Consommateur, si tu savais…

Le Blog d'Alain Bazot, Président de l'UFC-Que Choisir

Etiquetage énergétique : la surveillance du marché ne doit pas être de l’affichage !

MW« Comment garantir efficacement le respect de la législation en matière d’étiquetage énergétique ? ». Voici la question centrale qui a été abordée lors de la rencontre nationale sur l’étiquetage énergétique organisée dans le cadre des projets européens MarketWatch et ComplianTV, pilotés respectivement par l’UFC-Que Choisir et BIO by Deloitte.

Après la présentation des projets qui n’a pas manqué de relever un taux de non-conformité des produits distribués encore bien trop élevé (plus de détails sur le site français : http://www.market-watch.fr/), fournisseurs, distributeurs, acteurs publics et société civile se sont réunis autour de la table pour un échange vif et constructif.

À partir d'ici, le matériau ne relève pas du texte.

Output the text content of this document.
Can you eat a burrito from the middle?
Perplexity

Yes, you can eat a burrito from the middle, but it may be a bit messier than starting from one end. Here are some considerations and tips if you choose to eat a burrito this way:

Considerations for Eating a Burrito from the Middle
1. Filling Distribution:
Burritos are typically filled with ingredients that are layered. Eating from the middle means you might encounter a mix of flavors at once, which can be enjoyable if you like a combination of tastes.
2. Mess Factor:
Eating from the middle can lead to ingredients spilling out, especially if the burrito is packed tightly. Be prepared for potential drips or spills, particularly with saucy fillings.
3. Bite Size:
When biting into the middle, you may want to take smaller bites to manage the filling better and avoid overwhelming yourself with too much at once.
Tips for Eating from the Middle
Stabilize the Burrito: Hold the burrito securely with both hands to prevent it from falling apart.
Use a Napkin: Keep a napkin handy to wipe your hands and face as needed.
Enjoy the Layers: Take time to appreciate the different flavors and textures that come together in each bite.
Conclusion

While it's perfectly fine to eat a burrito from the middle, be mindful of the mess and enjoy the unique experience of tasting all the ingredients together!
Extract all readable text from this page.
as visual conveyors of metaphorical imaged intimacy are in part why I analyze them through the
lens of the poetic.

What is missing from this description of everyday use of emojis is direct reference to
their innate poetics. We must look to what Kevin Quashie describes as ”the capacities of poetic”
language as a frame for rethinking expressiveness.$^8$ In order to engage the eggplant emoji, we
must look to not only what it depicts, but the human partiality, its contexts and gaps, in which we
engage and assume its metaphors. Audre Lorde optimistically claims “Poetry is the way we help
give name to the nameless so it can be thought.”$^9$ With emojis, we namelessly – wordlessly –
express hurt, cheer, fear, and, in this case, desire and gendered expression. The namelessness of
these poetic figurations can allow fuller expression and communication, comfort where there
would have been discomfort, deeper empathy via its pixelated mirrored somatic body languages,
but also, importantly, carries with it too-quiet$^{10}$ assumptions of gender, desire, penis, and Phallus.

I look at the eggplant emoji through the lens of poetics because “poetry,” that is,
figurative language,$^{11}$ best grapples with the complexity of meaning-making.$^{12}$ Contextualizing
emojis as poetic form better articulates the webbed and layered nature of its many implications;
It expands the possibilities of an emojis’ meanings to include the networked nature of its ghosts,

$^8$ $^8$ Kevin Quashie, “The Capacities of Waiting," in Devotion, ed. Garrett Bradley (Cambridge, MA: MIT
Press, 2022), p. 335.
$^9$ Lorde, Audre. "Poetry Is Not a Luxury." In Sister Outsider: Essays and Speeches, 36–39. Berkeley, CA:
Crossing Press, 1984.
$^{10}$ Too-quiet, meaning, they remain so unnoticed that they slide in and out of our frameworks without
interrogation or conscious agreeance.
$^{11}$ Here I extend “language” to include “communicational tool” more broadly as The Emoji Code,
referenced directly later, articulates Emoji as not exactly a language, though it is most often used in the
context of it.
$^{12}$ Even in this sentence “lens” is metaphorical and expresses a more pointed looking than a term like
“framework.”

Les obligations en matière d’étiquetage et d’écoconception, introduites il y a déjà une vingtaine d’années répondent à un double enjeu : informer les consommateurs en leur permettant de faire des choix éclairés dans leur démarche écoresponsable et réduire la consommation énergétique. Mais pour cela, l’information doit être loyale et surtout … présente ! Force est cependant de constater que les autorités publiques ont mis le temps à en faire une priorité : la DGCCRF contrôle l’étiquetage énergétique depuis 2013 tandis que la DGEC, en charge du volet écoconception, entame à peine ses réflexions en termes de contrôle. Si ce mouvement positif doit être salué, il apparaît bien tardif alors même que les obligations en matière d’écoconception constituent la partie immergée de l’iceberg puisque ce sont elles qui garantissent au final une information loyale au consommateur, bref, qu’une classe A est bien une classe A.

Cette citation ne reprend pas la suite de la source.